Devletin sanat alanını terk etmesi, popüler kültürün kayıtsız şartsız egemenliğine yol açar. Sanatsal üretim, piyasa koşullarına mahkum bırakılmamalıdır. Piyasa ekonomisinin hakim olduğu Avrupa ülkelerinde, ABD’nin dayatmasıyla ticari kotalar ortadan kaldırılırken, ‘kültürel istisna’ kavramı benimsenerek, ulusal kültürün uluslararası sermaye kuruluşları-tekeller karşısında yenik düşmesinin önüne geçilmiştir. Özgün sanat üretiminin can simididir devletlerin sanata verdiği destek.

Yeniden yapılanma

Devlet Tiyatroları, Devlet Opera ve Balesi, Cumhurbaşkanlığı Senfoni Orkestrası gibi Cumhuriyet kurumlarını özenle korumak, ama çağın yönetim anlayışına uygun biçimde ‘özerk’ yapılara dönüştürmek gerekir. Gişe endişesi gütmeksizin, özel sektörün altından kalkamayacağı kadrolar ve bütçeler gerektiren klasikleri, dünya tiyatrosunun ve ülkemizin çağdaş yazarlarının eserlerini sergilemek, tiyatro sanatını yurt çapında yaygınlaştırmak Devlet Tiyatroları’na düşen başlıca görevler. DT’nın özerkliği, tiyatroyu siyasetin boyunduruğundan kurtarmak adına atılması gereken bir adım. Muhsin Ertuğrul’un hayali olan Bölge Tiyatrolarının kurulması, bu birimlerde ‘yerinden yönetim’ ilkesinin hayata geçirilmesi, idari sistemimizin yeniden yapılanması sürecinde dikkate alınması gereken bir husus olmalı. Şehir Tiyatroları için de geçerli olması gereken bu yeni yapılanma modelinin Türkiye’yi özgürleştirme niyetiyle yola çıkacak bir siyasal iktidara yakışacağını düşünüyorum. Ama öncelikle, özgür sanat talebi ile yola çıkan sanatçıların da örgütlü mücadelenin gücüne inanmaları, yan yana durmayı başarmaları gerekiyor. gerekiyor.
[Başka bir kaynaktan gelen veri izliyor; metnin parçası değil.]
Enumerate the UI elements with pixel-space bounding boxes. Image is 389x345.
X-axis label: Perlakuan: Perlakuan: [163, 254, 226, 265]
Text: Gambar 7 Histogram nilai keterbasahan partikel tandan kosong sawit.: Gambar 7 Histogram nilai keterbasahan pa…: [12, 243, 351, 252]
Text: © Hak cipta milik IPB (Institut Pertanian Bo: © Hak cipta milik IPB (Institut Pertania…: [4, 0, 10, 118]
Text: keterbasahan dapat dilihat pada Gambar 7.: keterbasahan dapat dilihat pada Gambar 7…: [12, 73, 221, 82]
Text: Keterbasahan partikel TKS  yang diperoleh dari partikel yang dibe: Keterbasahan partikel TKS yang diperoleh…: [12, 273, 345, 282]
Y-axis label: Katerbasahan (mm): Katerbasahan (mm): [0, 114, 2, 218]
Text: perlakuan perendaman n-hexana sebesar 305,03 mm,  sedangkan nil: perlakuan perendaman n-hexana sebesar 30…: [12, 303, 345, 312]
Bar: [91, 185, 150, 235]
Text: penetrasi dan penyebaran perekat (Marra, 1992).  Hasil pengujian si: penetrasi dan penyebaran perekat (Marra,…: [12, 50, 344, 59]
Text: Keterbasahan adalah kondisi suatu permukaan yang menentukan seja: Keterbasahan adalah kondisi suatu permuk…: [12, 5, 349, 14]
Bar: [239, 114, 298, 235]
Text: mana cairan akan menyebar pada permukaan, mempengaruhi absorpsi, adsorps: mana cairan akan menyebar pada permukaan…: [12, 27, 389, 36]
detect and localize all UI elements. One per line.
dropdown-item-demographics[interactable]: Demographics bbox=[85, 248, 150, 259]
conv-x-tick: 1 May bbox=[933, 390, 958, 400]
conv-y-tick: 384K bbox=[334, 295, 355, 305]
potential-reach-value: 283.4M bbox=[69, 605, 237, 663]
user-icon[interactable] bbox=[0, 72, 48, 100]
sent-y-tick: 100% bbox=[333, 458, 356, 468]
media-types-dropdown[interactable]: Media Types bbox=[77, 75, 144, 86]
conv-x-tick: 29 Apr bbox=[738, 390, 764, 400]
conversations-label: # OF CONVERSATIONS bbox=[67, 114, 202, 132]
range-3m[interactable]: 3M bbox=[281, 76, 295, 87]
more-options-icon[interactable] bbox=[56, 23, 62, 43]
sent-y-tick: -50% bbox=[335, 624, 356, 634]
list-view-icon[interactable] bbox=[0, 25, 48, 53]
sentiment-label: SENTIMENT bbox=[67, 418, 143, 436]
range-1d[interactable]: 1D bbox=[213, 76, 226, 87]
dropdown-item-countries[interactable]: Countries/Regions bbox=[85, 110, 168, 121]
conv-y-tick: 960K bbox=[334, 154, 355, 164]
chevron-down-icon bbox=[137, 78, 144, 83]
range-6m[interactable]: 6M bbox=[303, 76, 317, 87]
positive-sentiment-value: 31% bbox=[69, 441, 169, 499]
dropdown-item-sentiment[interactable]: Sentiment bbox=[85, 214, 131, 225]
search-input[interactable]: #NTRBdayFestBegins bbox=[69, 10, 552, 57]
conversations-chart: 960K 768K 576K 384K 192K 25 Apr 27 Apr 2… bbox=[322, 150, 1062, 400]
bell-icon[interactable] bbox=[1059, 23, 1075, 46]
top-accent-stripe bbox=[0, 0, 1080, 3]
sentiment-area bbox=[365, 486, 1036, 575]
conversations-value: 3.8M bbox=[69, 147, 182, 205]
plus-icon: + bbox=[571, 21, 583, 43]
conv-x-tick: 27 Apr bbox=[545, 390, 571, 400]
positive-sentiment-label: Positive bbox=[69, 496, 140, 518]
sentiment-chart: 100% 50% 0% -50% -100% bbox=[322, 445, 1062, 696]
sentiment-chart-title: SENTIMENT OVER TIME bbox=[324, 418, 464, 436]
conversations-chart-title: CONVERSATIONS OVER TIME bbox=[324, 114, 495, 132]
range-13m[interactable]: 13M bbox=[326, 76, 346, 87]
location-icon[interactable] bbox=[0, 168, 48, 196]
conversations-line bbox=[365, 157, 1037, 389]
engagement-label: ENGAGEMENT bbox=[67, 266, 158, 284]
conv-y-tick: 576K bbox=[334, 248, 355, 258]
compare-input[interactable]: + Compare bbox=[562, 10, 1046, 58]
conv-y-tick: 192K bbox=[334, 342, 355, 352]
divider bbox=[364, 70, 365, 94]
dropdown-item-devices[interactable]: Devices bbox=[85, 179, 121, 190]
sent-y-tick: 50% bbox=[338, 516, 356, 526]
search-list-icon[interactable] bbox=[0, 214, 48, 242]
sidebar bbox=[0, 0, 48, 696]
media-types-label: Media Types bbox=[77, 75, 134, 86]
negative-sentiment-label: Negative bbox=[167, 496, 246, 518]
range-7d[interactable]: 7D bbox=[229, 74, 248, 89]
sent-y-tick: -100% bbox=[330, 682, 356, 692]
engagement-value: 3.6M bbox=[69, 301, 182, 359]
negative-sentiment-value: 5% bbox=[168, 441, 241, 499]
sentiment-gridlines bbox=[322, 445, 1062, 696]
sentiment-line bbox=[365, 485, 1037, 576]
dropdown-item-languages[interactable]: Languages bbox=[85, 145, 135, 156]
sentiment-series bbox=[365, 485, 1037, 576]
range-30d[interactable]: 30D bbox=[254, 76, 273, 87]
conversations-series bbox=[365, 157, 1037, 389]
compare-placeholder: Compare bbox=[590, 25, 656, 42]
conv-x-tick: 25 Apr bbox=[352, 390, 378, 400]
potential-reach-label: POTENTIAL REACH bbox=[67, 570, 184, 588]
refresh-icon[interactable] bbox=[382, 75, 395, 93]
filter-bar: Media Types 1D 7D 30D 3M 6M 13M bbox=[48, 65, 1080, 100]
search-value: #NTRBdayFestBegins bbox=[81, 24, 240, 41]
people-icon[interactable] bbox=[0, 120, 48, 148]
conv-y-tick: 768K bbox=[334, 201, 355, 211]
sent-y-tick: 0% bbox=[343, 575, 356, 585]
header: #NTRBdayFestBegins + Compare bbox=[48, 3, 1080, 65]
Devletin sanata vermesi gereken destek çeşitli başlıklar altında toplanabilir: sanatsal üretimin gelir vergisinden muaf tutulması, bağımsız sanat kuruluşlarının mekan kirası, elektrik, su v.b. giderlerinin karşılanması, yayıncıların kağıt v.b. giderlerinin KDV’den muaf olması, sanatçıların uluslararası yarışma, festival, sempozyum gibi etkinliklere katılımının desteklenmesi, kamu mekanlarının bağımsız kuruluşlara açılması ilk akla gelenler. Kültür Bakanlığı’nın temel görevi, bu ve benzeri konularda yasal düzenlemeleri -sanat alanlarının meslek birlikleri ile birlikte- hazırlamak, kamu sanat kurumlarının giderlerini karşılamak, kültürel mirası ve geleneksel sanatları korumak ve yaşatmak olmalı; bağımsız sanat üretimlerini destekleme işlevini özerk yapılara devretmelidir.

Yerel inisiyatif

Sinema Genel Müdürlüğü’nün Türkiye Sinema Merkezi’ne dönüştürülmesi, diğer sanat alanlarında var olan (ya da görsel sanatlar, tasarım, müzik gibi bugüne kadar devlet desteğinden mahrum kalan alanlarda yaratılması gereken) kamu desteğinin özerk yapıda bir ‘Sanat Kurumu’ (ya da Konseyi) eliyle hayata geçirilmesi en makul çözüm olabilir. Siyasi otoriteden bağımsızlığı sağlamak için Cumhurbaşkanlığı’na bağlanmasının doğru olacağını düşündüğümüz ‘Sanat Kurumu’nun yönetiminde sanatçıların söz sahibi olması (Sayın Kılıçdaroğlu’nun, çiftçilerin sorunlarına çiftçiler, gençlerin sorunlarına gençler kendileri çözüm getirecek sözünden ilhamla bu öneriyi getiriyorum), kendi bölgelerinde karar verici bir pozisyona sahip bölgesel/yerel Sanat Konseylerinin kurumun üst yönetimine katılmaları bir hayal gibi görünse de gerçekçi bir çözüm olduğunu düşünüyorum. Gerek bu konuda, gerekse sanat kurumlarının yeniden yapılandırılması konusunda kırk yıldır sayısız panel, sempozyum, çalıştay gerçekleştirildi, pek çok yayın yapıldı. Amerika’nın yeniden keşfine kalkışmak yerine, bu çalışmalar baz alınarak, bir çerçeve yasa (Sanat Kurumları Yasası) taslağı hazırlanması, sanat kurumlarının ve örgütlerinin görüşüne sunulması zaman kaybını önler.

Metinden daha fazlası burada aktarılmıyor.